Сестра звезды - Жаринова Елена. Страница 2

Мама вскрикнула, когда я тянулась за очередной ложкой каши. Потолка над нашими головами, привычного беленого потолка, больше не существовало; вместо него появилось пятно, похожее на темную воду в дождевой луже, как если бы ветер устроил в луже водоворот, — что-то полупрозрачное заклокотало над нашими головами. Это продолжалось совсем недолго; три голубых луча пронзили темноту, и в комнате появились женщины в голубых плащах, прекрасные, как горные волшебницы из сказок, и все три голубоглазые. Одна из них, светловолосая и самая молодая, очутилась прямо на столе, но, ничуть не смутившись, ловко соскочила на пол.

Не дав нам с мамой опомниться, одна из женщин — кудрявая, черноволосая — подбежала ко мне, резко, с грохотом отодвинула стульчик и подхватила меня на руки. Я закричала, мама бросилась к печи и схватила в руки ухват. Я ни секунды не сомневалась, что мама спасет меня, я еще не успела напугаться по-настоящему и лишь со всей силы ударила женщину босой пяткой.

Но тут старшая из женщин, седая, повелительно выбросила перед собой руку. Я никогда не видела такого — рука женщины вдруг вспыхнула голубым светом! Ухват выпал у мамы из рук, а сама она, тщетно силясь закричать, осела у пёчи на пол. Я поняла, что с мамой что-то случилось, и рванулась к ней, но женщина держала меня крепко. Мама пыталась пошевелиться, изнемогая от напряжения, но у нее ничего не получалось. Лишь глаза, живые на окаменевшем, застывшем, побелевшем лице отчаянно взывали ко мне. Я не помню голоса своей матери, я едва помню ее лицо, но этот немой призыв в течение долгих лет явственно стоит у меня перед глазами. Мама как будто говорит мне: «Вернись, вернись ко мне, Шайса!»
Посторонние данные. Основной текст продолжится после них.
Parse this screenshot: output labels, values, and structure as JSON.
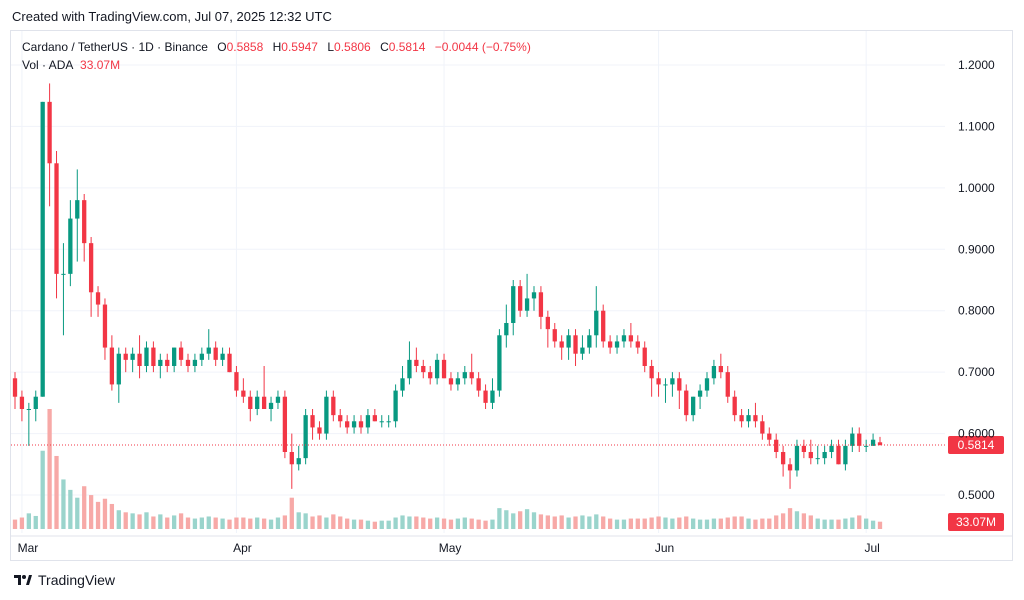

Седовласая повела рукой, и клокочущее пятно на потолке, превратившееся было в бьющуюся, как сердце, точку, снова расширилось. Женщина, державшая меня на руках, набросила на меня полу своего плаща. Почувствовав, что происходит нечто ужасное и необратимое, я закричала во весь голос, забилась в руках черноволосой; я сопротивлялась, как маленький зверек, не понимающий, какая ему грозит опасность, и все равно яростно кусающий и царапающий обидчика. Но меня надежно укрыли плащом, и я потеряла способность двигаться. Мама впилась в меня неподвижным, полным ужаса и горя взглядом. Седовласая женщина подняла голову к потолку и произнесла напоследок странные, непонятные слова:

— Потом ты поймешь, что так лучше для твоей дочери, — и ее словно втянуло в клокочущее нечто. Темноволосая, прижимая меня к груди, тоже устремилась наверх. Это был мой первый полет сквозь пространство. Я тогда ничего не запомнила, потому что была слишком напугана и была закутана в плащ. Но так закончилась моя жизнь в родительском доме. И началась совсем другая…

Следующим моим воспоминанием на долгое-долгое время стала очень темная комната. В темноте невозможно было разглядеть лица тех, кто ухаживал за мной. Я плакала, звала маму, тщетно пыталась стучать кулачками в дверь. Моя темница была очень удобной: маленького ребенка в ней спокойно можно было оставить одного, так как здесь не было ничего, что могло бы повредить его здоровью. Стены, двери и пол были обиты чем-то мягким, нежным на ощупь, непохожим на колючие одеяла из козьей шерсти, на которых я спала дома.

Я, привыкшая к чистому горному воздуху и яркому солнечному свету, тяжело переносила свое заточение. Но все-таки я была еще слишком мала. Постепенно я стала считать, что по-прежнему играю в привычные игры, только в них почему-то изменились правила.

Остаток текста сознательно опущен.